How information sharing can revolutionise fraud prevention in FinTech

In Lithuania, financial fraud has escalated alarmingly, with reports increasing by 13% since 2018, while the number of cases resolved has dropped by over 70%.

According to RegTech firm Salv, these statistics, presented by Lithuania’s law enforcement, underscore a grim reality where not only the victims but also the state and public safety are severely impacted.

The Sophistication of Modern Financial Crimes Financial criminals are not only becoming richer but are also investing in advanced technologies to enhance their scams. Artificial intelligence, particularly deepfake technology, has seen a staggering increase in use, with incidents rising by 3,000% between 2022 and 2023.

This surge in technology-driven crimes, especially Authorised Push Payment (APP) fraud, which constitutes more than 60% of financial crimes, poses a significant challenge to both individuals and institutions.
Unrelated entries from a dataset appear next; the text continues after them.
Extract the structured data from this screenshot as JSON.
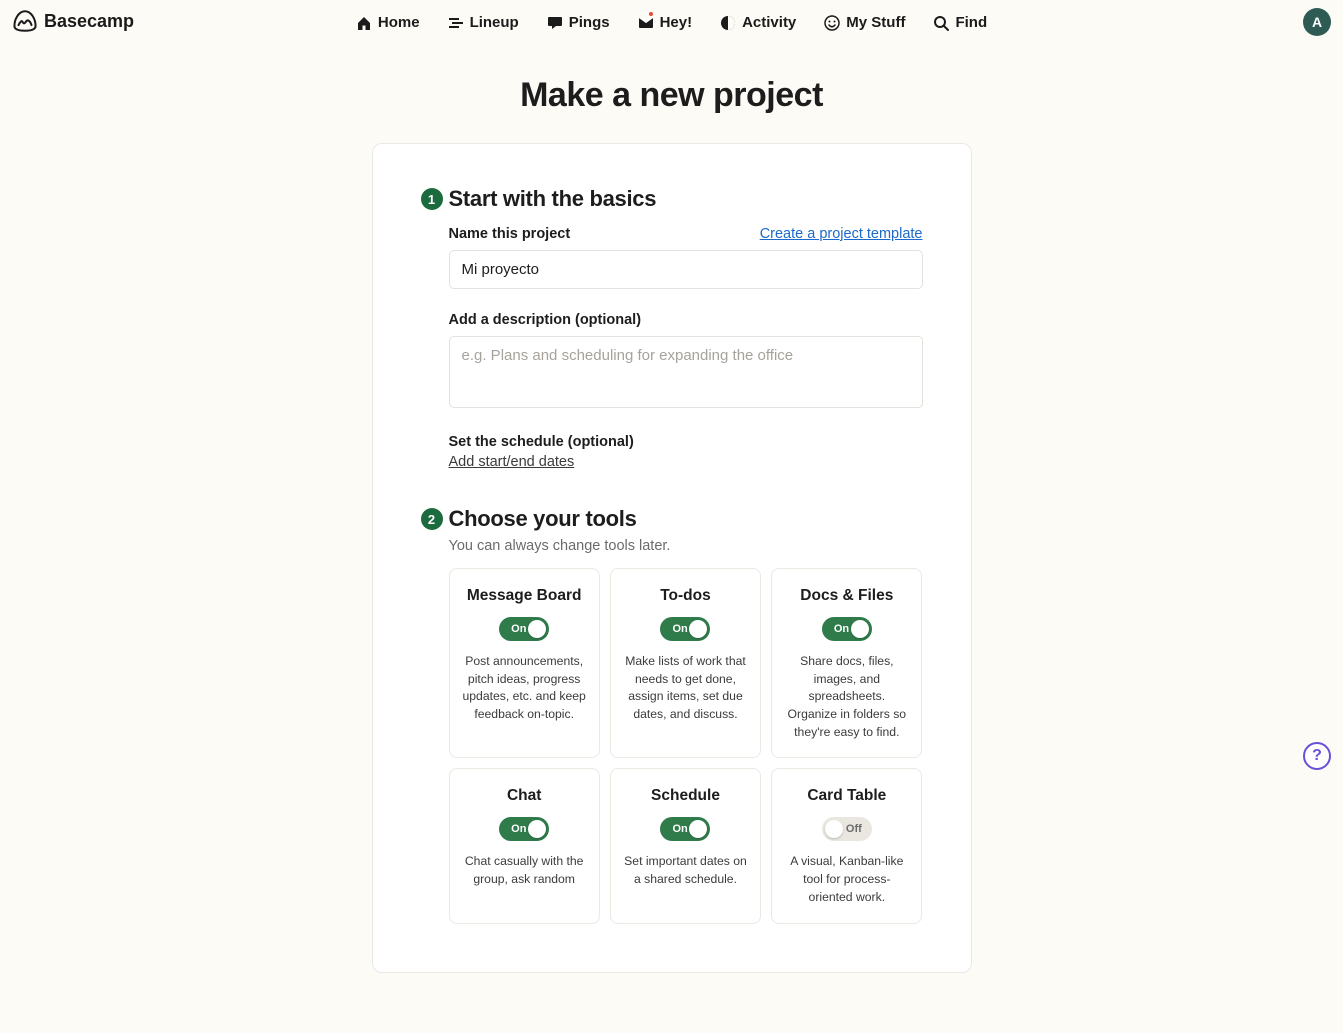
{
  "logo_text": "Basecamp",
  "nav": {
    "home": "Home",
    "lineup": "Lineup",
    "pings": "Pings",
    "hey": "Hey!",
    "activity": "Activity",
    "mystuff": "My Stuff",
    "find": "Find"
  },
  "avatar_initial": "A",
  "page_title": "Make a new project",
  "step1": {
    "num": "1",
    "heading": "Start with the basics",
    "name_label": "Name this project",
    "template_link": "Create a project template",
    "name_value": "Mi proyecto",
    "desc_label": "Add a description (optional)",
    "desc_placeholder": "e.g. Plans and scheduling for expanding the office",
    "schedule_label": "Set the schedule (optional)",
    "dates_link": "Add start/end dates"
  },
  "step2": {
    "num": "2",
    "heading": "Choose your tools",
    "sub": "You can always change tools later.",
    "on_label": "On",
    "off_label": "Off",
    "tools": [
      {
        "title": "Message Board",
        "on": true,
        "desc": "Post announcements, pitch ideas, progress updates, etc. and keep feedback on-topic."
      },
      {
        "title": "To-dos",
        "on": true,
        "desc": "Make lists of work that needs to get done, assign items, set due dates, and discuss."
      },
      {
        "title": "Docs & Files",
        "on": true,
        "desc": "Share docs, files, images, and spreadsheets. Organize in folders so they're easy to find."
      },
      {
        "title": "Chat",
        "on": true,
        "desc": "Chat casually with the group, ask random"
      },
      {
        "title": "Schedule",
        "on": true,
        "desc": "Set important dates on a shared schedule."
      },
      {
        "title": "Card Table",
        "on": false,
        "desc": "A visual, Kanban-like tool for process-oriented work."
      }
    ]
  },
  "help_glyph": "?"
}
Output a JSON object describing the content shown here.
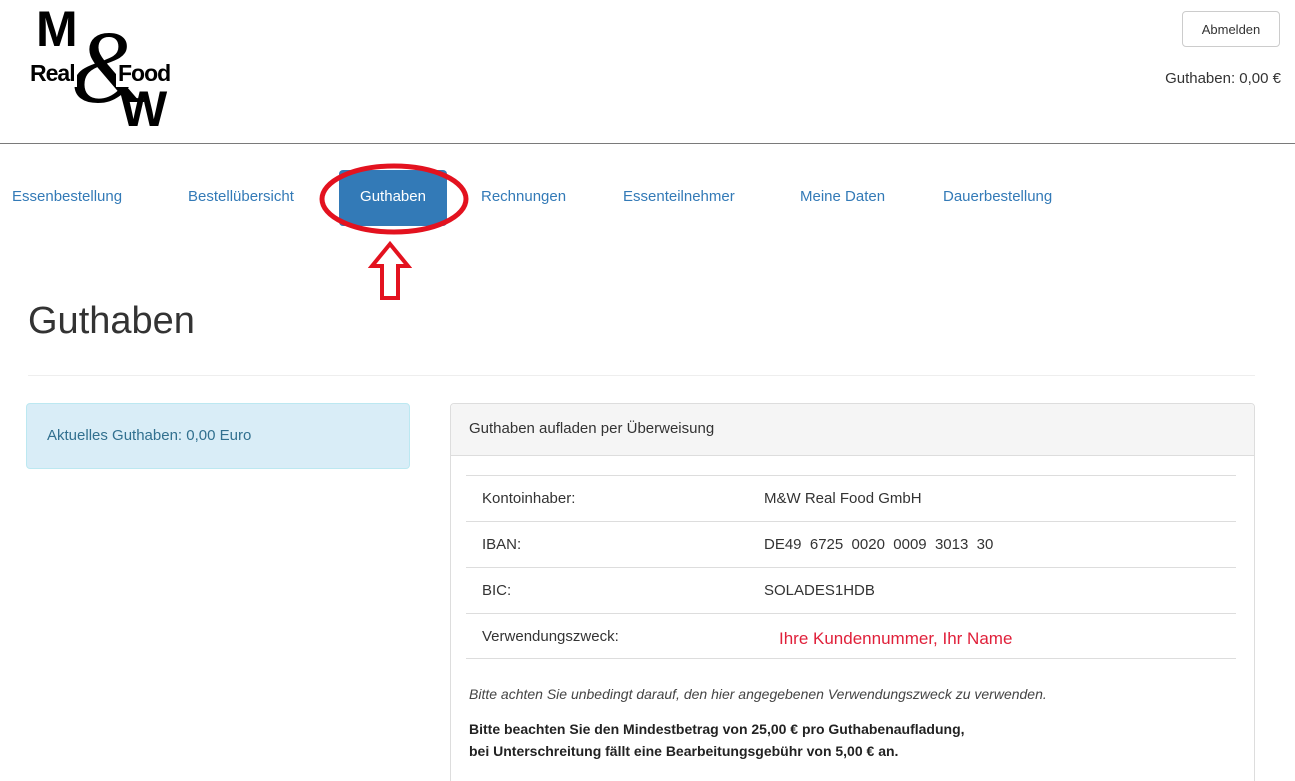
{
  "brand": {
    "logo_top": "M",
    "logo_amp": "&",
    "logo_left": "Real",
    "logo_right": "Food",
    "logo_bottom": "W"
  },
  "header": {
    "logout_label": "Abmelden",
    "balance_text": "Guthaben: 0,00 €"
  },
  "nav": {
    "items": [
      {
        "label": "Essenbestellung",
        "active": false
      },
      {
        "label": "Bestellübersicht",
        "active": false
      },
      {
        "label": "Guthaben",
        "active": true
      },
      {
        "label": "Rechnungen",
        "active": false
      },
      {
        "label": "Essenteilnehmer",
        "active": false
      },
      {
        "label": "Meine Daten",
        "active": false
      },
      {
        "label": "Dauerbestellung",
        "active": false
      }
    ]
  },
  "annotation": {
    "color": "#e3121f",
    "marker": "highlight-ellipse",
    "pointer": "up-arrow-icon"
  },
  "main": {
    "title": "Guthaben",
    "current_balance": "Aktuelles Guthaben: 0,00 Euro",
    "panel": {
      "heading": "Guthaben aufladen per Überweisung",
      "rows": [
        {
          "label": "Kontoinhaber:",
          "value": "M&W Real Food GmbH"
        },
        {
          "label": "IBAN:",
          "value": "DE49  6725  0020  0009  3013  30"
        },
        {
          "label": "BIC:",
          "value": "SOLADES1HDB"
        },
        {
          "label": "Verwendungszweck:",
          "value": "Ihre Kundennummer, Ihr Name"
        }
      ],
      "note_italic": "Bitte achten Sie unbedingt darauf, den hier angegebenen Verwendungszweck zu verwenden.",
      "note_bold_line1": "Bitte beachten Sie den Mindestbetrag von 25,00 € pro Guthabenaufladung,",
      "note_bold_line2": "bei Unterschreitung fällt eine Bearbeitungsgebühr von 5,00 € an."
    }
  },
  "colors": {
    "link": "#337ab7",
    "active_bg": "#337ab7",
    "info_bg": "#d9edf7",
    "info_text": "#31708f",
    "red_text": "#e0203a"
  }
}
Recently, Greta Bokmotaitė, Head of the Pre-Trial Investigation Coordination and Control Unit at the Lithuanian Criminal Police Bureau, discussed the critical state of financial crime at an event organized by Fintech Hub Lithuania, Revolut, and local authorities.

Salv outlined that the main thrust of the conversation was on the essential role of information sharing among financial institutions and law enforcement to combat these crimes effectively.

Law enforcement agencies are advocating for financial institutions to share critical data about suspicious activities, which could include transaction times, dates, IBANs, and behavioral patterns.

This kind of collaboration, Salv stressed, is set to become easier as new legislation came into effect in Lithuania from August 2024. Tools like Salv Bridge are also mentioned as pivotal in aiding institutions to comply with data sharing norms while maintaining customer confidentiality.

The Lithuanian police suggest that a detailed analysis of suspicious client behaviors and the tracking of money mules could reveal crucial insights. Techniques like “layering,” where illicit funds are moved stealthily across accounts, can be better understood through shared intelligence, again underscoring the value of collaborative tools such as Salv Bridge.

Greta Bokmotaitė highlighted a significant hurdle in solving financial crimes: the use of false identities. Despite stringent Anti-Money Laundering (AML) and Know Your Customer (KYC) regulations, there’s an urgent need for increased diligence among fintechs. Recent clampdowns on non-compliant fintechs, including license revocations, demonstrate the seriousness of this issue.

Scammers use various tactics like grooming and pressure to exploit victims. From romance scams by groups like The Yahoo Boys to time-sensitive APP scams, criminals are diversifying their methods to manipulate victims into quick financial decisions.

Technological solutions play a crucial role in disrupting these scams. For instance, Revolut’s Head of Financial Crime and Compliance, Giedrė Žukauskienė, noted that slowing down transactions with warning messages gives customers vital time to reconsider potentially fraudulent transfers. Such measures can significantly reduce the success rate of APP fraud.